Techelet: How many blue strings?

Someone by the name of Mark has sent me a few questions on techelet by email and today he called me on the phone. One question that has apparently been on his mind lately is how many strings of techelet should you use: one blue and three white, according to the Raavad, or one blue/white and three white, according to the Rambam?

“According to the simple meaning of the verse in the Torah, doesn’t it make sense to go like the Rambam, so that [after tying] you have one blue and seven white?” said Mark. “After all, the Torah speaks of a string of blue, not multiple strings.”

I told him that if you are looking at the simple meaning of the verse, it makes more sense to me to follow the Raavad. “Someone comes up to you and says he has a four-cornered garment and he just got a supply of tzitzit strings. ‘How should I go about attaching them to the garment?’ So you would tell him, ‘Take three white strings and one blue string, insert them in the hole and make a double knot…’ The Raavad is looking at the question from a perspective of production, while the Rambam is looking at the final product.”

But I was wrong. The truth is the Rambam is reading the verse in a very straightforward manner as well.

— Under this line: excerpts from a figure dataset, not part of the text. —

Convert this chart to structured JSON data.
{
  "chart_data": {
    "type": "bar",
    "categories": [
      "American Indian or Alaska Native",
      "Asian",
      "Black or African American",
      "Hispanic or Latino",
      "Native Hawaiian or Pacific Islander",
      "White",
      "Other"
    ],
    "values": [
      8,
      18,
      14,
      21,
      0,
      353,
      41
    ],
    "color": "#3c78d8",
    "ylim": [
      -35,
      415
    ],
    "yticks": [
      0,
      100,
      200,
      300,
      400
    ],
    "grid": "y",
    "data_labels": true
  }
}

דַּבֵּר אֶל בְּנֵי יִשְׂרָאֵל וְאָמַרְתָּ אֲלֵהֶם וְעָשׂוּ לָהֶם צִיצִת עַל כַּנְפֵי בִגְדֵיהֶם לְדֹרֹתָם וְנָתְנוּ עַל צִיצִת הַכָּנָף פְּתִיל תְּכֵלֶת

Read the posuk slowly, according to the simple meaning, with the working assumption that “tzitzis” = white strings and “psil techeles” = a blue string. So according to the Rambam the Torah says, “They shall make tzitzis on the corners of their garments, for all generations, by placing on the [white] tzitzis strings of the corner a string of blue.” In other words you should tie on white tzitzit strings and then wind a blue string around the white strings.

(4) Comments

    However, Rashi interprets the word פתיל differently. Rashi views both the white and the techeilet as equal parts of the mitzvah and he finds places in Shemot where the word פתיל is used to signify plural. Thus, Rashi, the Ba’alei Tosefot, and others interpret the mitzvah of techeilet as requiring two and two.

    If you look at the tzitzit strings hanging down you see eight, but they are really four strings folded in half where they are inserted into the hole.

    According to Rashi and Tosefot, you use two white and two blue. According to Raavad and the Gra you use three white and one blue. According to Rambam you use three white and one half blue/half white.

    Depending on the tying custom, sometimes you will be wrapping one of the “eight” white strings around the core of seven, and sometimes you will be wrapping techeles around the core of seven.

    Radzyn Techelet is sold with just a package of four blue strings, and you buy a regular package of white separately. That means you are going to have a total of four white strings left over.

    I know the regular minhagim, I do Raavad. My question was regarding “In other words you should tie on white tzitzit strings and then wind a blue string around the white strings.”